Nazar’s team switched the organic electrolyte to an inorganic molten salt of lithium nitrate/potassium nitrate which has a good chemical stability and a high conductivity. Furthermore, the porous carbon cathode has been replaced with a bifunctional metal oxide catalyst. It catalyses the cleavage of the O–O bond in oxygen on discharge which yields a high capacity as well as O2 evolution on charge with very low overpotential. Significant charge overpotential indicates the presence of secondary reactions that reduce battery efficiency. This explains why this newly-developed battery has such remarkably high efficiency.

Nazar’s team switched the organic electrolyte to an inorganic molten salt of lithium nitrate/potassium nitrate which has a good chemical stability and a high conductivity

Operating the battery at 150˚C turns the formation of the more stable lithium oxide (Li2O) more thermodynamically favourable than Li2O2. By switching the cell body of the electrochemical cell with different materials and playing with the thermodynamics and kinetics of the system, researchers have been able to form a battery with favourable charging characteristics. The theoretical energy storage of the battery has also been found to have increased by 50%.

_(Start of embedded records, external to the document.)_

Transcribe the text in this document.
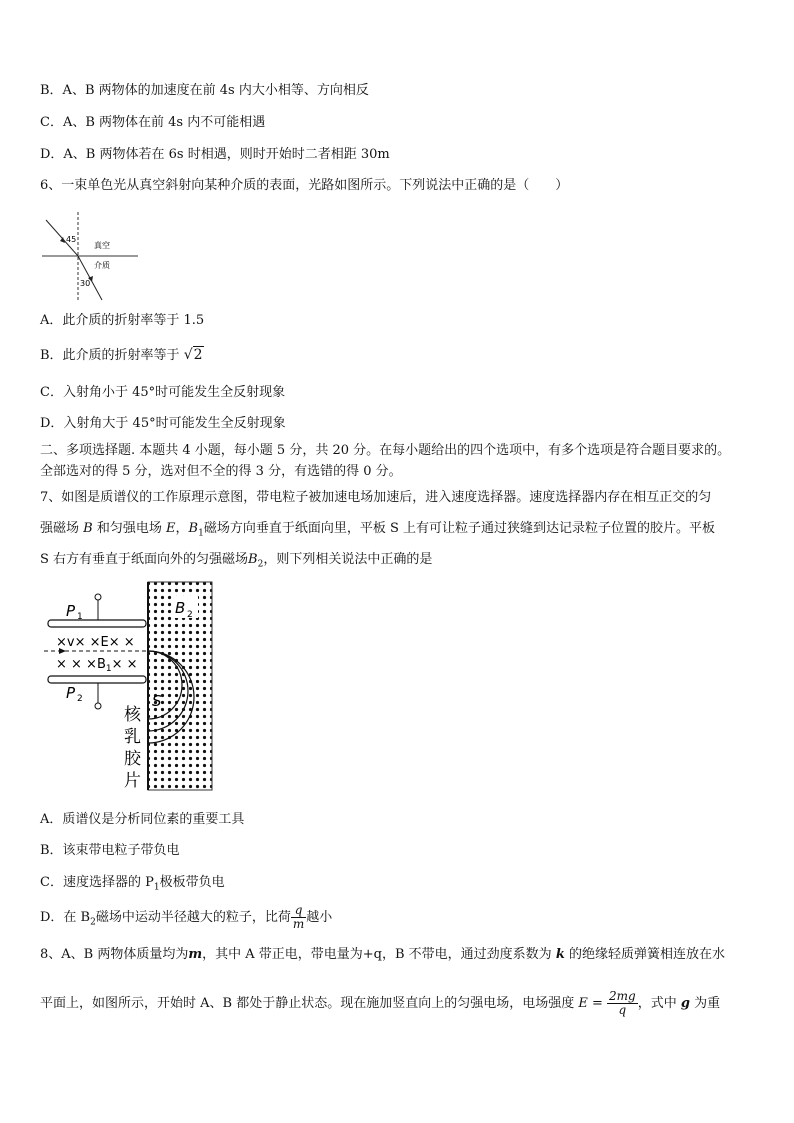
B．A、B 两物体的加速度在前 4s 内大小相等、方向相反
C．A、B 两物体在前 4s 内不可能相遇
D．A、B 两物体若在 6s 时相遇，则时开始时二者相距 30m
6、一束单色光从真空斜射向某种介质的表面，光路如图所示。下列说法中正确的是（　　）
45
30
真空
介质
A．此介质的折射率等于 1.5
B．此介质的折射率等于 √2
C．入射角小于 45°时可能发生全反射现象
D．入射角大于 45°时可能发生全反射现象
二、多项选择题. 本题共 4 小题，每小题 5 分，共 20 分。在每小题给出的四个选项中，有多个选项是符合题目要求的。
全部选对的得 5 分，选对但不全的得 3 分，有选错的得 0 分。
7、如图是质谱仪的工作原理示意图，带电粒子被加速电场加速后，进入速度选择器。速度选择器内存在相互正交的匀
强磁场 B 和匀强电场 E，$B_1$磁场方向垂直于纸面向里，平板 S 上有可让粒子通过狭缝到达记录粒子位置的胶片。平板
S 右方有垂直于纸面向外的匀强磁场$B_2$，则下列相关说法中正确的是
B 2
P 1
P 2
×v× ×E× ×
× × $\times B_1\times$ ×
S
核
乳
胶
片
A．质谱仪是分析同位素的重要工具
B．该束带电粒子带负电
C．速度选择器的 $P_1$极板带负电
D．在 $B_2$磁场中运动半径越大的粒子，比荷 $\frac{q}{m}$ 越小
8、A、B 两物体质量均为m，其中 A 带正电，带电量为+q，B 不带电，通过劲度系数为 k 的绝缘轻质弹簧相连放在水
平面上，如图所示，开始时 A、B 都处于静止状态。现在施加竖直向上的匀强电场，电场强度 $E = \frac{2mg}{q}$ ，式中 g 为重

Lithium-oxygen batteries had been attractive in the field of battery research due to their high theoretical energy density which is a result of their two-electron reduction of O2 to Li2O2. Energy density is the amount of energy stored in a material and in the case of batteries is released when the electrochemical reaction takes place inside the cell. Previously, lithium-air batteries were a challenge due to the problems surrounding the cathode, the organic electrolyte as well as the reactive superoxide and lithium peroxide. This research has however eliminated all concerns about any intrinsic limitations in these batteries and shown that four-electron transfers in these batteries are possible, reversible and operate with almost theoretical coulombic efficiency, being close to 100 per cent.